Tuesday 27 May 2014

Reactions from the world

It was May and I was finally in campus! I'd gotten away from home and I could actually actively begin to enjoy being pregnant without any guilt at 6 months. Walk into class and I was the pregnant girl in a class that was full of 19 and 20 year old students.
They were shocked of course and I can't blame them. My lecturers were shocked at first but I noticed that they treated me differently. I dare say it was respect. They would congratulate me for my baby and it made me glow. That of course gave me more energy to concentrate in class.
Time flew past and the last three months were filled with books, fatigue and lots of cravings! In the background though there were those that didn't approve of my choice, or was it that they didn't approve of the mistake? Some women would stare in disbelief, disgust and sometimes even disappointment at my carrying the pregnancy all over the place.

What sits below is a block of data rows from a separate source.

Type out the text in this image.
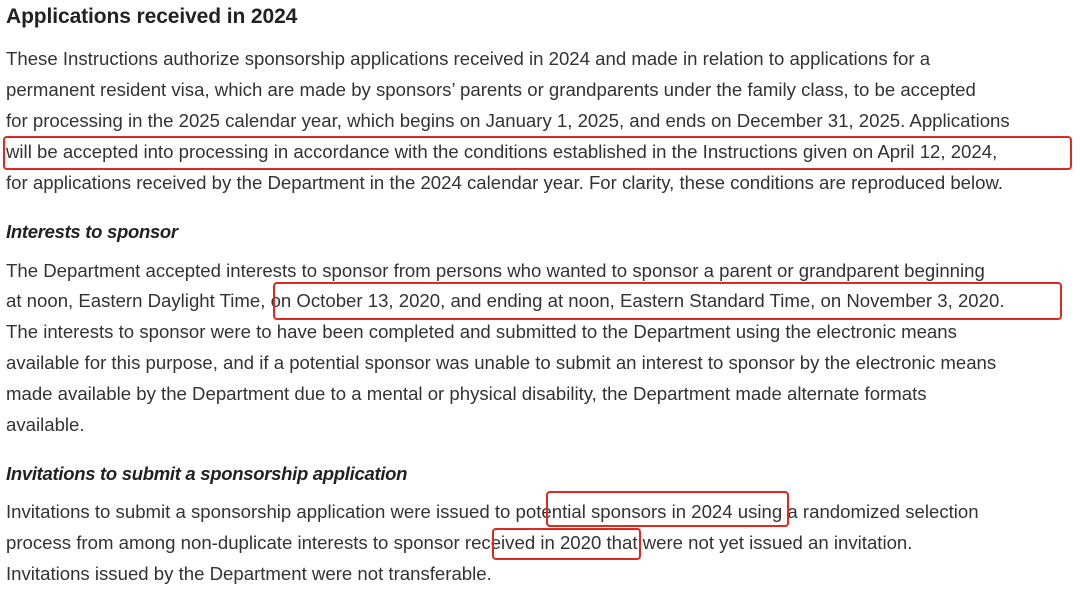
Applications received in 2024
These Instructions authorize sponsorship applications received in 2024 and made in relation to applications for a
permanent resident visa, which are made by sponsors’ parents or grandparents under the family class, to be accepted
for processing in the 2025 calendar year, which begins on January 1, 2025, and ends on December 31, 2025. Applications
will be accepted into processing in accordance with the conditions established in the Instructions given on April 12, 2024,
for applications received by the Department in the 2024 calendar year. For clarity, these conditions are reproduced below.
Interests to sponsor
The Department accepted interests to sponsor from persons who wanted to sponsor a parent or grandparent beginning
at noon, Eastern Daylight Time, on October 13, 2020, and ending at noon, Eastern Standard Time, on November 3, 2020.
The interests to sponsor were to have been completed and submitted to the Department using the electronic means
available for this purpose, and if a potential sponsor was unable to submit an interest to sponsor by the electronic means
made available by the Department due to a mental or physical disability, the Department made alternate formats
available.
Invitations to submit a sponsorship application
Invitations to submit a sponsorship application were issued to potential sponsors in 2024 using a randomized selection
process from among non-duplicate interests to sponsor received in 2020 that were not yet issued an invitation.
Invitations issued by the Department were not transferable.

It honestly felt bad especially because I knew I had made the right choice. I shared my thoughts with my mum and she reminded me to keep my head high at all times. "You made a great decision and no one should put you down for it", mummy said and that renewed my energy. She made a point of visiting me every month and walking around with me everywhere we went. That gave me even greater courage to continue with my journey.
My age-mates of course remained at arm's length because who wants to be associated with a pregnant girl in the first semester of university? I had a handful of friends around and these were the best. No judgement, pure fun, spiritual enrichment and doing my dishes and laundry when my back couldn't take it.
These friends helped me regain my confidence and pushed me ever so lightly back to the Lord that I just found myself seeking Him even more.
If ever you have a pregnant friend, be that kind of friend. Lift them up and massage their legs, pray for them, pray with them, cry with them and try to understand what it is they are going through. Don't forget to laugh with them!